John Dickson explores the differences between Christian and Muslim attitudes to the idea that God could become a man.
On the set of the Life of Jesus documentary, John Dickson discusses how the idea at the very centre of Christianity – that God became a man in the person of Jesus – is seen as blasphemy in Islam.
JOHN DICKSON: Well here we are in noisy, bustling Nazareth, outside the famous Church of the Annunciation. This is the traditional site that marks the spot where Mary received the news that she would bear the one who in Christian history was worshipped as the Lord God himself. But what’s really fascinating – if you just come with me – is that we have a piece of Islamic commentary on this idea, posted on a banner outside the church. This is a quotation from a famous section of the Koran, that ends up saying that Allah (God) begetteth not, nor was he begotten, and there is none like unto him. What this is basically saying is that the idea celebrated in this church – that God became a man – isn’t true.
At one level, it’s a lovely insight into multi-cultural, multi-faith Nazareth. At the other level, it tells us that there is a profound difference between the Islamic and Christian ideas of God. I was giving a lecture on the Christian conception of God at a university in Sydney some years ago, and during the question time at the end, a man very politely stood up – he was well-dressed, well-spoken – and denounced everything I had just said, very amicably, but he said that what I had just spoken about – the Christian idea that God had entered into the world, became a baby, grew up, and so on – was both illogical and blasphemous. Illogical, because how could the Creator become subservient to his own creation? How could it be possible that he would need to eat, go to the toilet? he said. And it’s blasphemous, because you should never associate the Creator with a piece of his creation – the idea that God became a man is unthinkable.

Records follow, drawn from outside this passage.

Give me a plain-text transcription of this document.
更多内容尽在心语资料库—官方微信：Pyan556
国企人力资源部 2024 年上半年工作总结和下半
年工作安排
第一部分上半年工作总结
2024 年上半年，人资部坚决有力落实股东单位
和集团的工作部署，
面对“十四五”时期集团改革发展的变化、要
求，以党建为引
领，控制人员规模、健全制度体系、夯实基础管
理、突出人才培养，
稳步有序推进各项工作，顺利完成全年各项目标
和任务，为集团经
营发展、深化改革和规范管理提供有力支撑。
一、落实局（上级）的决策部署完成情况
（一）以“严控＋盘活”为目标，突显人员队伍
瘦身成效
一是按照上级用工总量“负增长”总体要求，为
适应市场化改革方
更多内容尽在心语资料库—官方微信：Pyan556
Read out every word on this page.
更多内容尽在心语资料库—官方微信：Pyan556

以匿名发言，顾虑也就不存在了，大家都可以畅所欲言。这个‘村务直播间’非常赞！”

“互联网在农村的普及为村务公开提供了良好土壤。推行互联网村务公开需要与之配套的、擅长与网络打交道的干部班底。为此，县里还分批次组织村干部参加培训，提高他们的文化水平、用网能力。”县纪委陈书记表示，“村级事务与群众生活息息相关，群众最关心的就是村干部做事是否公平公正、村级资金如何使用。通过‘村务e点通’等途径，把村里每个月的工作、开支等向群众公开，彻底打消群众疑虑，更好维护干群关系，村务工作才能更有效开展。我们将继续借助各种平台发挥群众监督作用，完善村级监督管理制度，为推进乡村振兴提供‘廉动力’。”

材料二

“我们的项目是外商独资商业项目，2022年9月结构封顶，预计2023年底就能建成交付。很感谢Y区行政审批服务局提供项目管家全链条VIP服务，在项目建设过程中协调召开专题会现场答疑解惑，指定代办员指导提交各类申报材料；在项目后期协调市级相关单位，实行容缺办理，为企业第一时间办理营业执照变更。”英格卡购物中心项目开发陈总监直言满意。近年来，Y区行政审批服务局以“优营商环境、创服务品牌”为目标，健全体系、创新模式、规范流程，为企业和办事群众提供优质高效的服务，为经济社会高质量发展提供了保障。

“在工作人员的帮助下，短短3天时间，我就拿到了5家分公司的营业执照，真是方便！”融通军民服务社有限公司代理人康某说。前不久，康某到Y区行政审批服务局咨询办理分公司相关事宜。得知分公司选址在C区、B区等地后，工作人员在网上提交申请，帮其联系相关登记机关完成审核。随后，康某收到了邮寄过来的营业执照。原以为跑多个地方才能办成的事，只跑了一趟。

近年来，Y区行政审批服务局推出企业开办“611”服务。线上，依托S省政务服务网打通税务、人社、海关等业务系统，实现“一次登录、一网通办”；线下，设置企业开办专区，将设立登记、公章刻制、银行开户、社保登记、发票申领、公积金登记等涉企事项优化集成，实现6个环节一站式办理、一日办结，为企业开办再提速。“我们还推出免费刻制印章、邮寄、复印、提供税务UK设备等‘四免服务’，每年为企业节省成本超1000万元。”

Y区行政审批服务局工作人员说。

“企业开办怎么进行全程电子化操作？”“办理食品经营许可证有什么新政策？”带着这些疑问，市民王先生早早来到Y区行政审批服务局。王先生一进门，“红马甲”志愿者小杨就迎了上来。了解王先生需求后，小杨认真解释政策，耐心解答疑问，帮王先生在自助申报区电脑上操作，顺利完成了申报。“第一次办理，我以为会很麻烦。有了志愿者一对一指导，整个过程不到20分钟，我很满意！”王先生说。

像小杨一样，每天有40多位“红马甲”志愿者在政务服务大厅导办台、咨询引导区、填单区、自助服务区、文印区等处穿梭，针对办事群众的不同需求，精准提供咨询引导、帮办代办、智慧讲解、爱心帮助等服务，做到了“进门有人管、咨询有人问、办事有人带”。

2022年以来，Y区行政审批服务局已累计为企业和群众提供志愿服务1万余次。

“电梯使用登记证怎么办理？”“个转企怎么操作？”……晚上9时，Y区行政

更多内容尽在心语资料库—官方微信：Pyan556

It turns out that he was an Islamic leader on campus, and an academic. It was about the longest five minutes of my life. We went back to and fro for a little while, but it was quite clear that there would be no winner in this little debate, because our premises were miles apart. For him, the notion of God’s majesty excluded the idea that God could enter into the world and become a man. But for me, God’s majesty consisted precisely in the idea that God would become a servant, a person, give himself for others. In the end, I just had to thank my Islamic friend for drawing to the audience’s attention the profound difference between the Islamic and Christian idea of God: what is a blasphemy in Islam is the very centre of Christianity. God became a man.